首先,进入这个方法的,肯定是有大小的。因为链表长度为1,但是比如我要插入5,就会报错。
public static void main(String[] args) {
//这样会报异常
LinkedList linkedList = new LinkedList();
linkedList.add("hh");
linkedList.add(5,"ss");
System.out.println(linkedList);
}那么怎么进入pred==null这个判断呢?
public static void main(String[] args) {
LinkedList linkedList = new LinkedList();
linkedList.add("hh");
linkedList.add(0,"ss");
System.out.println(linkedList);
}这种情况下,pred 就是空的。因为只有一个节点的时候,他的前后指针都是空的。
只不过我们会给first指针和last指针,但这不等于 node中的前后指针。
在进行这个操作之后,我们发现第一个节点有next,第二个节点有prev~
2.5 删除元素
2.5.1 remove()
/**
* Retrieves and removes the head (first element) of this list.
*
* @return the head of this list
* @throws NoSuchElementException if this list is empty
* @since 1.5
*/
public E remove() {
return removeFirst();
}
/**
* Removes and returns the first element from this list.
*
* @return the first element from this list
* @throws NoSuchElementException if this list is empty
*/
public E removeFirst() {
final Node<E> f = first;
if (f == null)
throw new NoSuchElementException();
return unlinkFirst(f);
}
/**
* Unlinks non-null first node f.
*/
private E unlinkFirst(Node<E> f) {
// assert f == first && f != null;
final E element = f.item;
final Node<E> next = f.next;
f.item = null;
f.next = null; // help GC
first = next;
if (next == null)
last = null;
else
next.prev = null;
size--;
modCount++;
return element;
}这个默认会删除掉头部的元素。
这边有一个点很可借鉴,当我们不用了一个元素的时候,需要把它的前后置镇 对于头结点就是next指针置为null,
这样可以帮助GC回收元素,因为就少了引用了。
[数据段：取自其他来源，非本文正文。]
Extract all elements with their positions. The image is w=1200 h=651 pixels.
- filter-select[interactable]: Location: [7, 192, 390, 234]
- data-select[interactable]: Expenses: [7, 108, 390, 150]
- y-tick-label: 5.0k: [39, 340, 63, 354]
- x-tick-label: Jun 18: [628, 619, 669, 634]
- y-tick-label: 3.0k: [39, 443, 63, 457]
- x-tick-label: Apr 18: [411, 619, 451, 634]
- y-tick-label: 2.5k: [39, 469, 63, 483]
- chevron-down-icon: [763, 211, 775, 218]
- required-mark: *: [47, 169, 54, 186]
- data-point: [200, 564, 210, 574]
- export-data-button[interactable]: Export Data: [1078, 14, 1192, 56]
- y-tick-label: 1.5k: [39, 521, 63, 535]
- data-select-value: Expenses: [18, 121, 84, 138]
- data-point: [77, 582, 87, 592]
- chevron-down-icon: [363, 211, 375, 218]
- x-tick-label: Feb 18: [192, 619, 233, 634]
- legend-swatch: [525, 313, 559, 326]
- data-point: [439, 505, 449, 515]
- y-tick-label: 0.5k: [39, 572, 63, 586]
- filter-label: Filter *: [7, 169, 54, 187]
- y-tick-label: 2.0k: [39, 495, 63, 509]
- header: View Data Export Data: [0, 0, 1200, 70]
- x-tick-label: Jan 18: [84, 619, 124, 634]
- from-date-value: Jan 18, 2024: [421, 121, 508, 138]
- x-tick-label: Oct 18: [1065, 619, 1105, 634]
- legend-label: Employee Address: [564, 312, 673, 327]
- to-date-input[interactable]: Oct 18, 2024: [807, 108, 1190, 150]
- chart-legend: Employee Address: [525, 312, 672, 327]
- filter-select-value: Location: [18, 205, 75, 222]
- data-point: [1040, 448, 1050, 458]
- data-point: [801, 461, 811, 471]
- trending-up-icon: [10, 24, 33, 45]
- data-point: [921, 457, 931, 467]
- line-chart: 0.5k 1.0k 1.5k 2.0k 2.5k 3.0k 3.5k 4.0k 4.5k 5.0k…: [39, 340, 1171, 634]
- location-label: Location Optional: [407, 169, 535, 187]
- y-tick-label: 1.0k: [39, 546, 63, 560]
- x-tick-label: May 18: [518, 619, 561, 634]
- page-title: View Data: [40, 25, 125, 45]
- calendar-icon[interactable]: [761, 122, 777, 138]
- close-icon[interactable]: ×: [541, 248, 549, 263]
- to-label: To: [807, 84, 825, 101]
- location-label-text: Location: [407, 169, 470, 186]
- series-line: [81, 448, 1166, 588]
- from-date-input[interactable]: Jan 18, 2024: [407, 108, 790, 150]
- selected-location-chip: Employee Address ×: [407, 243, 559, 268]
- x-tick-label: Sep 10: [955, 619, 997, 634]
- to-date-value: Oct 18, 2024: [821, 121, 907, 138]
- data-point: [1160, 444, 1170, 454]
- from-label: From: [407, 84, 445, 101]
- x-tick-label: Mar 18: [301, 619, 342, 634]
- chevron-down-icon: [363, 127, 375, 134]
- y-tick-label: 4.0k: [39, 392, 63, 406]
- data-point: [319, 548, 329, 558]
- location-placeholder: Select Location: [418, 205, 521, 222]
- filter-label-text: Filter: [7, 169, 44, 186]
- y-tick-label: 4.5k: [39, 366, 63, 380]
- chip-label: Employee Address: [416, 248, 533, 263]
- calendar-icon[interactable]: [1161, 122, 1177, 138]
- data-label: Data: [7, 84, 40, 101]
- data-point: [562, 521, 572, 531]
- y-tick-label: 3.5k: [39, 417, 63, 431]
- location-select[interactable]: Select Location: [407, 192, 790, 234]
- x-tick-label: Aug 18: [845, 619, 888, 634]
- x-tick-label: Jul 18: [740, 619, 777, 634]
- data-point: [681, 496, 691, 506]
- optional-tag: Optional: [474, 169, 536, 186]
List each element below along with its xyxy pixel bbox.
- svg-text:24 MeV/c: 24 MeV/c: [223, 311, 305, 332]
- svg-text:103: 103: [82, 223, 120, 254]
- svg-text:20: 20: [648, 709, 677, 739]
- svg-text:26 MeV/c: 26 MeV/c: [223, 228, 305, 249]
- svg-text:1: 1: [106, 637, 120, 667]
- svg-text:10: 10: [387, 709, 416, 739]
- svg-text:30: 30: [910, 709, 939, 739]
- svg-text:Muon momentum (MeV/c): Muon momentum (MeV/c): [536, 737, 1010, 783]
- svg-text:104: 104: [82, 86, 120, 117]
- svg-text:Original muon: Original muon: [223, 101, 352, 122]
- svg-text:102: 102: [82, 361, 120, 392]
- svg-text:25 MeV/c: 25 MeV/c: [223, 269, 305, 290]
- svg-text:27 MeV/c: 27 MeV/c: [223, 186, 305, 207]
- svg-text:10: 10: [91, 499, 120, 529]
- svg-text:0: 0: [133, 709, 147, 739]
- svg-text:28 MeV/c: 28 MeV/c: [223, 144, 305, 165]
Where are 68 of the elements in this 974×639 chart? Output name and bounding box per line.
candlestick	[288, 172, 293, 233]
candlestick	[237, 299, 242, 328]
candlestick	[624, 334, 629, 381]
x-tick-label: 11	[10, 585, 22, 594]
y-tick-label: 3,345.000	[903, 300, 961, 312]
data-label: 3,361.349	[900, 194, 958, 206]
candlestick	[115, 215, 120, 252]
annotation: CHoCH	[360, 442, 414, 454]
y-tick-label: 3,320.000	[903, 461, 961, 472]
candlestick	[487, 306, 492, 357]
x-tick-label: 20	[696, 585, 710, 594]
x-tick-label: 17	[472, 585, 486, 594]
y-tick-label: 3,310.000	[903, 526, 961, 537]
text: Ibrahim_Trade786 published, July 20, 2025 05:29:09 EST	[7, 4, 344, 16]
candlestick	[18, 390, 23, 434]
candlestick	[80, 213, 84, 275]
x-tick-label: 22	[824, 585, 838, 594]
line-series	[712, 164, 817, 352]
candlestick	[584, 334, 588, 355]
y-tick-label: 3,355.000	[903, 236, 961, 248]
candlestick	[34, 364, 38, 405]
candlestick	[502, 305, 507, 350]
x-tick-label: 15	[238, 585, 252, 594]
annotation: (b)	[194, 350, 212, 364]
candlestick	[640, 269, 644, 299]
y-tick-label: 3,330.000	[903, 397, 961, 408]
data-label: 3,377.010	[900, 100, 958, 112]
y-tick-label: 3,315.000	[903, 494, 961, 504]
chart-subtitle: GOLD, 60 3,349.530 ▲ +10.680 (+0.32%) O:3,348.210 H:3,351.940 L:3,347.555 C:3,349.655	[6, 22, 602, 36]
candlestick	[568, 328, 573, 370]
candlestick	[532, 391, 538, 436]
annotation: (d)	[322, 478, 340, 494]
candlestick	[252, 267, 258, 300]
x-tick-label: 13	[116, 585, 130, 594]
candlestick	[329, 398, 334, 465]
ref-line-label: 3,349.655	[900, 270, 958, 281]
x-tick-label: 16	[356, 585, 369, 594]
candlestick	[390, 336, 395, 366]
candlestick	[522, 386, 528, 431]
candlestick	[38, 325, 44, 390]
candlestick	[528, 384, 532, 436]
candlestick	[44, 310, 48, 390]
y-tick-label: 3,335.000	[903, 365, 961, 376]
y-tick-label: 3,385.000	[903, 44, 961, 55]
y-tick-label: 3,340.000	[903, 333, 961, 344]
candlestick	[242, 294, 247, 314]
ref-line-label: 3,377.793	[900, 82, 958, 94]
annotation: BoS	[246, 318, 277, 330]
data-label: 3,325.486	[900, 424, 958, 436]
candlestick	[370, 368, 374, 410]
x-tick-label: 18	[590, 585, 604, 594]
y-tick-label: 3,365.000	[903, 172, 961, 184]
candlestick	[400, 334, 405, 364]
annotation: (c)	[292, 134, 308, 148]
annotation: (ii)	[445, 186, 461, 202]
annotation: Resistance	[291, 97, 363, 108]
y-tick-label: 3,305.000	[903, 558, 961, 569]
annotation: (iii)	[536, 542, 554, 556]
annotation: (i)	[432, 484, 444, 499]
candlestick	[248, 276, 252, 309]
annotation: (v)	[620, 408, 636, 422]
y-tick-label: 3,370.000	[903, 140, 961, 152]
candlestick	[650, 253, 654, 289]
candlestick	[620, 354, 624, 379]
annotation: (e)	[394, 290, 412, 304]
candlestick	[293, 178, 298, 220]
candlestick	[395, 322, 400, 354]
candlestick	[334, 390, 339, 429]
否则可能会持续的引用
2.5.2 remove(Object o)
/**
* Removes the first occurrence of the specified element from this list,
* if it is present. If this list does not contain the element, it is
* unchanged. More formally, removes the element with the lowest index
* {@code i} such that
* <tt>(o==null ? get(i)==null : o.equals(get(i)))</tt>
* (if such an element exists). Returns {@code true} if this list
* contained the specified element (or equivalently, if this list
* changed as a result of the call).
*
* @param o element to be removed from this list, if present
* @return {@code true} if this list contained the specified element
*/
public boolean remove(Object o) {
if (o == null) {
for (Node<E> x = first; x != null; x = x.next) {
if (x.item == null) {
unlink(x);
return true;
}
}
} else {
for (Node<E> x = first; x != null; x = x.next) {
if (o.equals(x.item)) {
unlink(x);
return true;
}
}
}
return false;
}如果是null直接用== 来判断相等,如果是对象类型使用equals。
unlink:
/**
* Unlinks non-null node x.
*/
E unlink(Node<E> x) {
// assert x != null;
final E element = x.item;
final Node<E> next = x.next;
final Node<E> prev = x.prev;
if (prev == null) {
//是头结点
first = next;
} else {
//否则,把之前节点的next指向next;并且释放x的前街店指针
prev.next = next;
x.prev = null;
}
if (next == null) {
//是尾结点
last = prev;
} else {
next.prev = prev;
x.next = null;
}
x.item = null;
size--;
modCount++;
return element;
}2.6 get
2.6.1 get(int index)
/**
* Returns the element at the specified position in this list.
*
* @param index index of the element to return
* @return the element at the specified position in this list
* @throws IndexOutOfBoundsException {@inheritDoc}
*/
public E get(int index) {
//验证index合法性
checkElementIndex(index);
//使用node方法
return node(index).item;
}
/**
* Returns the (non-null) Node at the specified element index.
*/
Node<E> node(int index) {
// assert isElementIndex(index);
if (index < (size >> 1)) {
Node<E> x = first;
for (int i = 0; i < index; i++)
x = x.next;
return x;
} else {
Node<E> x = last;
for (int i = size - 1; i > index; i--)
x = x.prev;
return x;
}
}2.6.2 getFirst()
/**
* Returns the first element in this list.
*
* @return the first element in this list
* @throws NoSuchElementException if this list is empty
*/
public E getFirst() {
final Node<E> f = first;
if (f == null)
throw new NoSuchElementException();
return f.item;
}可以用属性中的first指针。
2.6.3 getLast()
/**
* Returns the last element in this list.
*
* @return the last element in this list
* @throws NoSuchElementException if this list is empty
*/
public E getLast() {
final Node<E> l = last;
if (l == null)
throw new NoSuchElementException();
return l.item;
}2.7 contains
/**
* Returns {@code true} if this list contains the specified element.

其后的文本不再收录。